Characteristically, too, Massachusetts Senatorial campaigns are fought much more on strictly local issues than in most states. Each candidate tries to outdo the other in promising lucrative chunks from the federal pork barrel. Yet pork barrel politics are a relatively minor part of the role the winner would play as a U.S. Senator. Since he will then help shape policy for the whole country, he should be elected on the basis of his past positions on national affairs.

Furcolo had an excellent record as a member of the House of Representatives. So good in fact that in 1950 the Washington Press Club chose him as one of the ten best first-term legislators. His voting followed the pattern set by the Northern wing of the Democratic party--strongly in favor of internationalist legislation such as Point Four and Mutual Security Aid, extended reciprocal trade agreements, as well as liberal welfare and social legislation. As a member of the House Armed Services Committee, he continually advocated strong defense appropriations.

Policy, Not Personalities

While Saltonstall's voting record is not as good, he has served the Administration well in its battles with Republican isolationists of the inland states. On the whole, however, he has followed the Eastern Republican policy of talking internationalism while at the same time making cuts in foreign aid programs. Unlike Furcolo, he has followed projectionist principles in voting for import restrictions. Also, he has never supported extensive social and welfare legislation. In the last Congress, he voted to give the tidelands oil to the states, although Massachusetts would have benefited had the land remained under federal jurisdiction. Saltonstall also voted in favor of the Dixon-Yates power deal.

Saltonstall's backers admit his record is not especially impressive, but say that his most important work was done in the secrecy of the Armed Services Committee, and is therefore off the record. This may be true, but if it is, Saltonstall, as Chairman, must have had a significant role in shaping the Administration's "bigger bang for a buck" policy that brought drastic cuts in U.S. military strength. The prudent economy of the "old Yankee," as Saltonstall is sometimes pictured in his campaign posters, is a little useless when it weakens the nation. Such policies led to significant loss of U.S. prestige when the country was asked to put up or shut up in Indo-China.

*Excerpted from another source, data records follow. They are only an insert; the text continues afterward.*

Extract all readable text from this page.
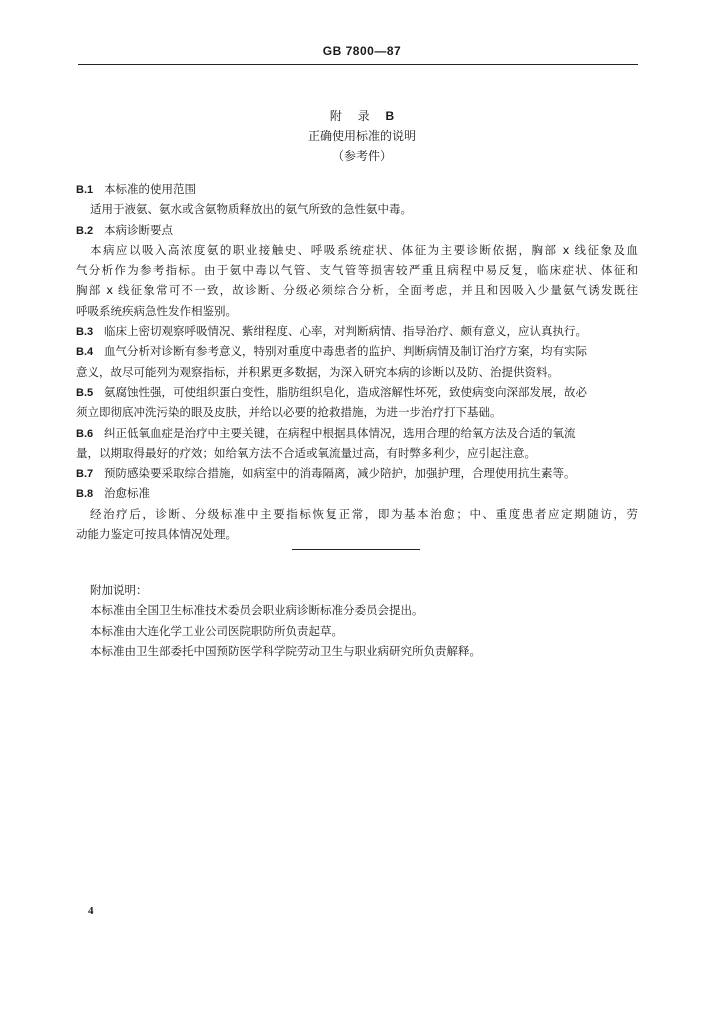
GB 7800—87
附 录 B
正确使用标准的说明
（参考件）
B.1 本标准的使用范围
适用于液氨、氨水或含氨物质释放出的氨气所致的急性氨中毒。
B.2 本病诊断要点
本病应以吸入高浓度氨的职业接触史、呼吸系统症状、体征为主要诊断依据，胸部 x 线征象及血
气分析作为参考指标。由于氨中毒以气管、支气管等损害较严重且病程中易反复，临床症状、体征和
胸部 x 线征象常可不一致，故诊断、分级必须综合分析，全面考虑，并且和因吸入少量氨气诱发既往
呼吸系统疾病急性发作相鉴别。
B.3 临床上密切观察呼吸情况、紫绀程度、心率，对判断病情、指导治疗、颇有意义，应认真执行。
B.4 血气分析对诊断有参考意义，特别对重度中毒患者的监护、判断病情及制订治疗方案，均有实际
意义，故尽可能列为观察指标，并积累更多数据，为深入研究本病的诊断以及防、治提供资料。
B.5 氨腐蚀性强，可使组织蛋白变性，脂肪组织皂化，造成溶解性坏死，致使病变向深部发展，故必
须立即彻底冲洗污染的眼及皮肤，并给以必要的抢救措施，为进一步治疗打下基础。
B.6 纠正低氧血症是治疗中主要关键，在病程中根据具体情况，选用合理的给氧方法及合适的氧流
量，以期取得最好的疗效；如给氧方法不合适或氧流量过高，有时弊多利少，应引起注意。
B.7 预防感染要采取综合措施，如病室中的消毒隔离，减少陪护，加强护理，合理使用抗生素等。
B.8 治愈标准
经治疗后，诊断、分级标准中主要指标恢复正常，即为基本治愈；中、重度患者应定期随访，劳
动能力鉴定可按具体情况处理。
附加说明：
本标准由全国卫生标准技术委员会职业病诊断标准分委员会提出。
本标准由大连化学工业公司医院职防所负责起草。
本标准由卫生部委托中国预防医学科学院劳动卫生与职业病研究所负责解释。
4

Although Saltonstall is running against a candidate with a better voting record, his stolid dignity points up the politicking of his opponent. Furcolo can only be censured for his speech before the ADA last spring in which he advised the group to disband. Both candidates, indeed, could be criticized for not taking a stand against McCarthy. But while a man may be measured by these standards, a politician should not be. If Saltonstall had an equally good legislative record, he would be the better candidate. But a voter makes his choice on the basis of policy, not personalities. On such a basis, Furcolo deserves election.